Yemeni soldiers search a car at a checkpoint on a street leading to the US embassy compound in Sana’a on August 4, 2013. (AFP PHOTO/ MOHAMMED HUWAIS)

London, Asharq Al-Awsat—The US announced that several American embassies across the Middle East and Africa will remain closed this week, after more than 20 were closed on Sunday in response to warnings of a terrorist threat.

According to a US State Department spokeswoman, the closures are due to an “abundance of caution,” but “not an indication of a new threat.”

US embassies and consulates in Saudi Arabia, Kuwait, Yemen, Libya, the United Arab Emirates, Bahrain, Egypt, Jordan, and Oman, as well as several in Africa, will remain closed until Saturday, August 10.

However, diplomatic posts in Iraq, Afghanistan and Algeria are reported to have re-opened after being closed on the weekend.

According to press reports, the US government originally decided to close the embassies on Sunday after its intelligence agencies intercepted a phone call between leaders of the Al-Qaeda in the Arabian Peninsula (AQAP) group in which an attack on an embassy was discussed.

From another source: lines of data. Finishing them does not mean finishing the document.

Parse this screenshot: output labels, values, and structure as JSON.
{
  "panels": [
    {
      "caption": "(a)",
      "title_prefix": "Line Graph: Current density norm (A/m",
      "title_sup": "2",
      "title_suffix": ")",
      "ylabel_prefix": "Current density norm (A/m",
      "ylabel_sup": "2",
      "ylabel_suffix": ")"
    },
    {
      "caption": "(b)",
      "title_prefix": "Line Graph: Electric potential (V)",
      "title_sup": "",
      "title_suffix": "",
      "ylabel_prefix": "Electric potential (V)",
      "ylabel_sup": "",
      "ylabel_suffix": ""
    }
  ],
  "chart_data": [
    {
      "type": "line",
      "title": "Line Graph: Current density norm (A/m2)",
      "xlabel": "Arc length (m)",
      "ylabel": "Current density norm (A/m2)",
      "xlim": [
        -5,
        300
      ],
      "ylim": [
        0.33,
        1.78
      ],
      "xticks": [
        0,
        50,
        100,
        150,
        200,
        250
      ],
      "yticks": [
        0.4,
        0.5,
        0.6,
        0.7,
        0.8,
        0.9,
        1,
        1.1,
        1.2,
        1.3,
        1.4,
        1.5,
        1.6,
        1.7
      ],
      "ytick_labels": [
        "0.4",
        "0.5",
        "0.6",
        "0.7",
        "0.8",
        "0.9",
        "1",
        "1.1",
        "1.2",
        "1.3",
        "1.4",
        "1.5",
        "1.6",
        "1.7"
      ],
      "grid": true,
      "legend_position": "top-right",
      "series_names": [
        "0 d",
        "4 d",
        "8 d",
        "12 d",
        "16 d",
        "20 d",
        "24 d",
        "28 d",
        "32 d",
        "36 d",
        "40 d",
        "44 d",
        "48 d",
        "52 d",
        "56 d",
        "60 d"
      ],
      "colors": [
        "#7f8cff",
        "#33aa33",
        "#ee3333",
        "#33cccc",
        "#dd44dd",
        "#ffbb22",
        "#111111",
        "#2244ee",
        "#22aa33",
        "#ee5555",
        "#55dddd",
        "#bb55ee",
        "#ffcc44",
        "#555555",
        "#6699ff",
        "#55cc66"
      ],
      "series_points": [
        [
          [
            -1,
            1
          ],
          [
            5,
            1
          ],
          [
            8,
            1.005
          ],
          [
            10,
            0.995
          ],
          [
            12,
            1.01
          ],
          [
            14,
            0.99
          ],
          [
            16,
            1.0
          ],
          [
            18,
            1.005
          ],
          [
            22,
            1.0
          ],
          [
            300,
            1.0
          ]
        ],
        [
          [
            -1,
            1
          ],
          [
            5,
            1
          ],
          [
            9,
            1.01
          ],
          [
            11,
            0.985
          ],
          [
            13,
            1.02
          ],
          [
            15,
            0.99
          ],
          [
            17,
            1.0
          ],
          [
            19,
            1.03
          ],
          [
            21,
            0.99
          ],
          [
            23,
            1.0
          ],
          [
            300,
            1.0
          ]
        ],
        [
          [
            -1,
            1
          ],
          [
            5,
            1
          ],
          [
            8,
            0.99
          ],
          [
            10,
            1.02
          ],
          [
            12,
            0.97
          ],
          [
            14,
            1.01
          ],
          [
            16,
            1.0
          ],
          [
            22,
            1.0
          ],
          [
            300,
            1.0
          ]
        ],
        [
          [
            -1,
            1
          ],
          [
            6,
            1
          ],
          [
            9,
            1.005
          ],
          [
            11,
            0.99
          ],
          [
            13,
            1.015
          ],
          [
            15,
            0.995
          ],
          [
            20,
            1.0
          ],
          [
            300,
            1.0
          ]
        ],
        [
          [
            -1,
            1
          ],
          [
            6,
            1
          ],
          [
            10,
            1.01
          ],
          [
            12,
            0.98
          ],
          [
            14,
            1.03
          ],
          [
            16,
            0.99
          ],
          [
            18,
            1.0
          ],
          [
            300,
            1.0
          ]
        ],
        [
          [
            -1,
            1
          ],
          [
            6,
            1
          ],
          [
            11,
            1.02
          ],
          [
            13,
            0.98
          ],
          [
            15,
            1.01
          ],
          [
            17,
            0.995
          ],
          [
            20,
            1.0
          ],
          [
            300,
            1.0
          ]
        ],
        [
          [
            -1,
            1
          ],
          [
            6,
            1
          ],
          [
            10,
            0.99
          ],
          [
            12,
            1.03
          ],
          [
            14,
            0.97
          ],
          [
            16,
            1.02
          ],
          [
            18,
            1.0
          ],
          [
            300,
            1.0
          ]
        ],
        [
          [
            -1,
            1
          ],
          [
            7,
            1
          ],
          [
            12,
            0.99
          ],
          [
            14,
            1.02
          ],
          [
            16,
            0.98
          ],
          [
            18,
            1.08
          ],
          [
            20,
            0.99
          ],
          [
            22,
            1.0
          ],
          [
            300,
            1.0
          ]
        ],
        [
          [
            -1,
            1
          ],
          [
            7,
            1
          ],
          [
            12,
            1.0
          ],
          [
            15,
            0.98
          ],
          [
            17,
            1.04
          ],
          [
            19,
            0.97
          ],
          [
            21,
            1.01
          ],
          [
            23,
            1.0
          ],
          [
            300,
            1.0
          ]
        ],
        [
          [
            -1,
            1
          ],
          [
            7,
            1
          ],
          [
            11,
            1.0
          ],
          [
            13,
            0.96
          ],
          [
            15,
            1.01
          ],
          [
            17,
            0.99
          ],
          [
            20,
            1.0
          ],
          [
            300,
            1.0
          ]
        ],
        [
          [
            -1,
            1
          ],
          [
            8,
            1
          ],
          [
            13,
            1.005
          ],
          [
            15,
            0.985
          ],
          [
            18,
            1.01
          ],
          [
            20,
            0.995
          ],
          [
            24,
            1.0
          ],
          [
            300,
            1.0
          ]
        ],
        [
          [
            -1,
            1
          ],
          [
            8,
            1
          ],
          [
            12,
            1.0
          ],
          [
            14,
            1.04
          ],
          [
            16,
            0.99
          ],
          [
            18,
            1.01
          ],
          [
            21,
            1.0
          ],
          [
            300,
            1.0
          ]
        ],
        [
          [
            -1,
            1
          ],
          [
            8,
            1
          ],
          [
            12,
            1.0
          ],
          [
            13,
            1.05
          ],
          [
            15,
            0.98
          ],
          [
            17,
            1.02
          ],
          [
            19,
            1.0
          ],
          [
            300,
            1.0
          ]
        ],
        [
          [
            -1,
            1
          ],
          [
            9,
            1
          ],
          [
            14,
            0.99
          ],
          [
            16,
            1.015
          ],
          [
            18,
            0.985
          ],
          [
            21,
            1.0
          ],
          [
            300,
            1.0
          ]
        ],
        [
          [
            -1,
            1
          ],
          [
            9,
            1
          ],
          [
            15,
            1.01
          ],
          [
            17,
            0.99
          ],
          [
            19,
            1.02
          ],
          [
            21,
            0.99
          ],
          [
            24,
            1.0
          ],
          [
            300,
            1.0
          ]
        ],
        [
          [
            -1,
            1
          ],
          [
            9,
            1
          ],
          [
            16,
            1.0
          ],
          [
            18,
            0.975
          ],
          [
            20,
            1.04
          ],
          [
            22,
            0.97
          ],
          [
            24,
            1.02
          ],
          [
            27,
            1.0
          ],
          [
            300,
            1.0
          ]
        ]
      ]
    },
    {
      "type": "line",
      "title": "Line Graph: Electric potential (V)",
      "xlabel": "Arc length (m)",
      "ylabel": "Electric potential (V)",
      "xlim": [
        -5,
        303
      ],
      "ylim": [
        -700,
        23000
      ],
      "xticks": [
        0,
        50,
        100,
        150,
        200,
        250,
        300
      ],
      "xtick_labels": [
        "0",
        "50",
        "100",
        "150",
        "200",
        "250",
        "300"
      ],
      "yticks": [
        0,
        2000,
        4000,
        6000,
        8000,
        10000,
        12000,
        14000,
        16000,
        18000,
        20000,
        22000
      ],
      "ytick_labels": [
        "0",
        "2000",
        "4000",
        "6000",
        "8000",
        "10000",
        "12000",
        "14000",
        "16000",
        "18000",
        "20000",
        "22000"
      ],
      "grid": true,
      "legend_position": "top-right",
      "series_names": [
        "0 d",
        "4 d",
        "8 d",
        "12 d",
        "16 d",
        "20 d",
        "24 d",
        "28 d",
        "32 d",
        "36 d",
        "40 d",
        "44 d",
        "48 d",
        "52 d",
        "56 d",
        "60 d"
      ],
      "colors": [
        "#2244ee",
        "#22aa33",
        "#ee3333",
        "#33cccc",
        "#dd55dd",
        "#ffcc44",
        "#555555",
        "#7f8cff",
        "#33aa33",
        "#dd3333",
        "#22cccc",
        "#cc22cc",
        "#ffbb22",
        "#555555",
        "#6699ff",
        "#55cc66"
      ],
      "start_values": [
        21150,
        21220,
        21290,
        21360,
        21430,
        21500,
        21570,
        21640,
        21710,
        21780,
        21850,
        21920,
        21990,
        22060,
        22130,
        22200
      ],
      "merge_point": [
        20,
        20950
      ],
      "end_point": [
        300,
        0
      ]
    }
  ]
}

AQAP, based in troubled areas of Yemen, has attempted a number of attacks against US and other targets in recent years, with mixed success.

The threat was discussed at a high-level meeting at the White House on Saturday, chaired by Susan Rice, President Obama’s new national security advisor.

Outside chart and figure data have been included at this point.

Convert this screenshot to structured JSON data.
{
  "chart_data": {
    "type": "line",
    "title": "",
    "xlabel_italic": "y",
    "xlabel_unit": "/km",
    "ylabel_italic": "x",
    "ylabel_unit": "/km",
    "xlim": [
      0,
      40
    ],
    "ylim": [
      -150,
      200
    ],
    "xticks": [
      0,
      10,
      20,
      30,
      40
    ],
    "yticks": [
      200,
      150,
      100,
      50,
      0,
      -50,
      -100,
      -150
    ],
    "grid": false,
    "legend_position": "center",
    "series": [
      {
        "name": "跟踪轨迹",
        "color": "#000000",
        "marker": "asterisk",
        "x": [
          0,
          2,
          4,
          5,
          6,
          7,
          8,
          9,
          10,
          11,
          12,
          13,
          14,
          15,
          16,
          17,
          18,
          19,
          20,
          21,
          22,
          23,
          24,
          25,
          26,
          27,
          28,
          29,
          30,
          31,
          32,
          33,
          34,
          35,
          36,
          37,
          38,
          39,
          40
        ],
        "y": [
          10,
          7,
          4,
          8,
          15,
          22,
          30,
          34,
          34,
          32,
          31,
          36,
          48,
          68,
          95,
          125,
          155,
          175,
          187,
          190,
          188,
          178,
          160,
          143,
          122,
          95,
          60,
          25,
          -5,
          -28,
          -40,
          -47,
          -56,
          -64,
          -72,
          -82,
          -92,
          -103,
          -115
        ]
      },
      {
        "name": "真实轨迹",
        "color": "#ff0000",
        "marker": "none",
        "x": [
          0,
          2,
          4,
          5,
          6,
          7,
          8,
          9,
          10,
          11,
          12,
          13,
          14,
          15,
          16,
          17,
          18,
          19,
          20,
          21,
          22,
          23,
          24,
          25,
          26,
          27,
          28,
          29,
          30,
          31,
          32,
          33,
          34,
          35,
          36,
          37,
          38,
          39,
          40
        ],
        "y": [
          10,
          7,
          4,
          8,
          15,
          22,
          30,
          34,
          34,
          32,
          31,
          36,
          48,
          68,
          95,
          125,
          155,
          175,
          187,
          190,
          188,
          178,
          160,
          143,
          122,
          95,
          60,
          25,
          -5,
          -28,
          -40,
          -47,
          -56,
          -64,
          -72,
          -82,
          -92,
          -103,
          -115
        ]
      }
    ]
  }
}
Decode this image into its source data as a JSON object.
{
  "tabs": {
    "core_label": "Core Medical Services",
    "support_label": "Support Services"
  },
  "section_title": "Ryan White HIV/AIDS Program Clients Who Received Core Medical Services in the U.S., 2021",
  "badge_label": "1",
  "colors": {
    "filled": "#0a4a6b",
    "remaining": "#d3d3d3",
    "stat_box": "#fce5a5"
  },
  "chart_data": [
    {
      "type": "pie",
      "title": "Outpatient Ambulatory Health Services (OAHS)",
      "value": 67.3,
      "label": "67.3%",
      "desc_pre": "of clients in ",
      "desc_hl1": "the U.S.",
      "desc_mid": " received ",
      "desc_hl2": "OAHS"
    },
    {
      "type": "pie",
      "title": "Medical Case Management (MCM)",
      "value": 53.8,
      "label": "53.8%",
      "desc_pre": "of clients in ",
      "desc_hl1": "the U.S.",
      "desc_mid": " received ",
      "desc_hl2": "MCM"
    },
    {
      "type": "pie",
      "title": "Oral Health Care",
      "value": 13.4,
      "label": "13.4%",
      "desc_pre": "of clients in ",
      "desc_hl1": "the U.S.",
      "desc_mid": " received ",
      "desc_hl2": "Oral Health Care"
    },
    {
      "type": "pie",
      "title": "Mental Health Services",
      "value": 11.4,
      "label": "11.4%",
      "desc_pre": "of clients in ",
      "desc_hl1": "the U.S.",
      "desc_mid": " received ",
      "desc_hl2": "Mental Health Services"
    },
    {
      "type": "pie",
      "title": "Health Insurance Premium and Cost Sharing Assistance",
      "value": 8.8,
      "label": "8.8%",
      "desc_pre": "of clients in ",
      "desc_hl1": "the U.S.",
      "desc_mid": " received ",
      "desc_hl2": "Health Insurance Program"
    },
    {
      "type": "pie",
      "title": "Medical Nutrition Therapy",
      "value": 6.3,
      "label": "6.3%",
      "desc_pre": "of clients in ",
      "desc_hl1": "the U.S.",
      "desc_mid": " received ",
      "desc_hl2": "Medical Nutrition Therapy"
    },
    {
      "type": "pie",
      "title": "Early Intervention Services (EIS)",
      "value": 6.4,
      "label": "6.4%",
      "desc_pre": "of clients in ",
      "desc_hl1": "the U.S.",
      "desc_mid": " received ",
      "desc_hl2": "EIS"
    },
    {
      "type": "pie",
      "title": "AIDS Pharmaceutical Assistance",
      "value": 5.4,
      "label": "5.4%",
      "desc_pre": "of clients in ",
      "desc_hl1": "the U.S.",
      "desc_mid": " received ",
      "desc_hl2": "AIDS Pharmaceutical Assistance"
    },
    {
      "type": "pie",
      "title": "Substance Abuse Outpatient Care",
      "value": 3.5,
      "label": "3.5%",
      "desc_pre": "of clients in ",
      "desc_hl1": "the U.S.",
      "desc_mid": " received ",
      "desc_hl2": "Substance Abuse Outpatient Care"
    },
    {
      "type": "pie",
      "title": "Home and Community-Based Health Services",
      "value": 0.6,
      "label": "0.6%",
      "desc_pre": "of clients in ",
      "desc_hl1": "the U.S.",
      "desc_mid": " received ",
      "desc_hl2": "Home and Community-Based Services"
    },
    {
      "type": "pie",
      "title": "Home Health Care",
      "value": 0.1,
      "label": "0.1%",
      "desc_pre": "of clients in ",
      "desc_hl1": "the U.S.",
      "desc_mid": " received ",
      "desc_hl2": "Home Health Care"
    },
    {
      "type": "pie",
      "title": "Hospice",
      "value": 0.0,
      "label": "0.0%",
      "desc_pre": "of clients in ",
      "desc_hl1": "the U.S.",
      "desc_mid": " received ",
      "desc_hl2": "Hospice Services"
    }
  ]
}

A White House statement said: “Early this week, the president instructed his national security team to take all appropriate steps to protect the American people in light of a potential threat occurring in or emanating from the Arabian Peninsula.”

The decision also coincided with the issuing of a global travel advisory by the State Department on Friday, warning US citizens of the “continued potential for terrorist attacks, particularly in the Middle East and North Africa, and possibly occurring in or emanating from the Arabian Peninsula” throughout the month of August.

Warnings of the risk of a terrorist attack were echoed by some members of US Congress serving on security and intelligence committees.

Senator Saxby Chambliss, the senior Republican member of the Senate’s intelligence committee, said the threat was “the most serious” he had seen in several years during a TV interview on Sunday.

The same day, Dutch Ruppersberger, a Democrat on the House of Representatives’ intelligence committee, said that intelligence pointed to the possibility of AQAP attempting a “major attack” in the near future.

The decision to close US embassies in across the Middle East and North Africa follows feuding in Washington over the response to the attack on the US consulate in Benghazi, Libya, in September of 2012, which killed US Ambassador to Libya Christopher Stevens and three other Americans.

The attack has been the subject of a number of Congressional investigations and hearings, raising the profile and sensitivity of the issue of the safety and security of US diplomatic missions.

The UK has also decided to extend the closure its embassy in the Yemeni capital, Sana’a, until the end of Ramadan. After being shut on Sunday as a precaution, it was originally scheduled to reopen on Tuesday. Other British diplomatic missions in the Middle East will continue to operate as normal.